Yesterday, the Israeli Knesset approved a bill put forward by Foundation grantee The Rackman Center, which will raise the minimum legal marriage age in Israel to 18, up by one year from the current age of 17.
This bill is the culmination of a three-year effort initiated by the Rackman Center, under the leadership of its founding Director, Prof. Ruth-Halperin-Kaddari. A report prepared by the Center revealed that about 4,500 minors are married annually in Israel, 4,000 of whom are women. About a third of the married minors are Jewish, with the rest mostly Muslim, and approximately 500 of them are younger than 16. This new law aims to end child-marriage in Israel. If enforced properly, the law has the potential to prevent teenage girls from dropping out of school and harming their own future by marrying so young.
Equally important, the bill bans family courts from approving marriage of minors under 16 in any circumstances and removes pregnancy as a cause for approving marriage for those under 18. The new law requires all relevant government ministries to report, annually, to a special Knesset committee about the measures that have been take to enforce this law.
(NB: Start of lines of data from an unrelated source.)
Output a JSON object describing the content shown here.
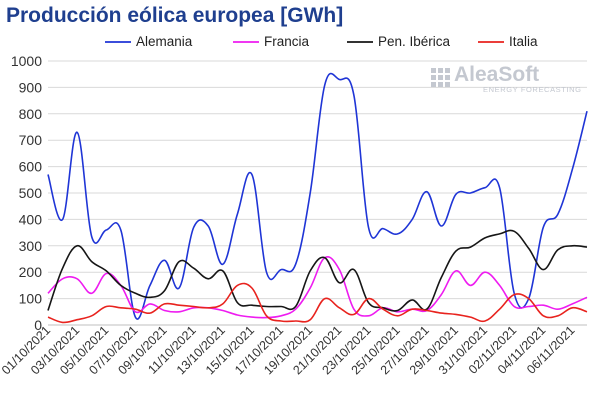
{
  "page": {
    "title": "Producción eólica europea [GWh]"
  },
  "logo": {
    "name": "AleaSoft",
    "tagline": "ENERGY FORECASTING"
  },
  "chart_data": {
    "type": "line",
    "title": "Producción eólica europea [GWh]",
    "ylim": [
      0,
      1000
    ],
    "yticks": [
      0,
      100,
      200,
      300,
      400,
      500,
      600,
      700,
      800,
      900,
      1000
    ],
    "grid": true,
    "legend_position": "top",
    "x": [
      "01/10/2021",
      "02/10/2021",
      "03/10/2021",
      "04/10/2021",
      "05/10/2021",
      "06/10/2021",
      "07/10/2021",
      "08/10/2021",
      "09/10/2021",
      "10/10/2021",
      "11/10/2021",
      "12/10/2021",
      "13/10/2021",
      "14/10/2021",
      "15/10/2021",
      "16/10/2021",
      "17/10/2021",
      "18/10/2021",
      "19/10/2021",
      "20/10/2021",
      "21/10/2021",
      "22/10/2021",
      "23/10/2021",
      "24/10/2021",
      "25/10/2021",
      "26/10/2021",
      "27/10/2021",
      "28/10/2021",
      "29/10/2021",
      "30/10/2021",
      "31/10/2021",
      "01/11/2021",
      "02/11/2021",
      "03/11/2021",
      "04/11/2021",
      "05/11/2021",
      "06/11/2021",
      "07/11/2021"
    ],
    "xticklabels": [
      "01/10/2021",
      "03/10/2021",
      "05/10/2021",
      "07/10/2021",
      "09/10/2021",
      "11/10/2021",
      "13/10/2021",
      "15/10/2021",
      "17/10/2021",
      "19/10/2021",
      "21/10/2021",
      "23/10/2021",
      "25/10/2021",
      "27/10/2021",
      "29/10/2021",
      "31/10/2021",
      "02/11/2021",
      "04/11/2021",
      "06/11/2021"
    ],
    "series": [
      {
        "name": "Alemania",
        "color": "#1f35d6",
        "values": [
          570,
          400,
          730,
          335,
          360,
          360,
          30,
          150,
          245,
          140,
          370,
          375,
          230,
          420,
          570,
          200,
          210,
          230,
          500,
          910,
          930,
          870,
          370,
          365,
          345,
          400,
          505,
          375,
          495,
          500,
          520,
          520,
          120,
          100,
          370,
          420,
          590,
          810
        ]
      },
      {
        "name": "Francia",
        "color": "#ee1cf0",
        "values": [
          120,
          175,
          175,
          120,
          195,
          150,
          50,
          80,
          55,
          50,
          65,
          65,
          55,
          38,
          30,
          28,
          35,
          60,
          140,
          255,
          210,
          60,
          35,
          65,
          50,
          60,
          55,
          115,
          205,
          150,
          200,
          150,
          70,
          70,
          75,
          60,
          80,
          105
        ]
      },
      {
        "name": "Pen. Ibérica",
        "color": "#161616",
        "values": [
          55,
          215,
          300,
          240,
          205,
          150,
          120,
          105,
          130,
          240,
          215,
          175,
          205,
          85,
          75,
          70,
          70,
          70,
          205,
          255,
          160,
          210,
          85,
          65,
          55,
          95,
          60,
          180,
          280,
          295,
          330,
          345,
          355,
          290,
          210,
          285,
          300,
          295
        ]
      },
      {
        "name": "Italia",
        "color": "#e8231e",
        "values": [
          30,
          10,
          20,
          35,
          70,
          65,
          60,
          45,
          80,
          75,
          70,
          65,
          80,
          150,
          140,
          35,
          15,
          15,
          20,
          100,
          65,
          40,
          100,
          60,
          35,
          60,
          55,
          45,
          40,
          30,
          15,
          60,
          115,
          100,
          35,
          35,
          65,
          50
        ]
      }
    ]
  }
}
"The time has come to adopt this law in Israel and prevent early marriage and motherhood among women who are not ready for it either physically or mentally," said Prof. Halperin-Kaddari in lauding the Center's resounding victory. The existing law, passed over 60 years ago, is not at all compatible with the social advancement and research developments which have taken place since then. The passing of the new law is an historical moment in the women's rights struggle in Israel and I am extremely proud that the Rackman Center leads the way to this change along with some very dedicated partners in the Knesset."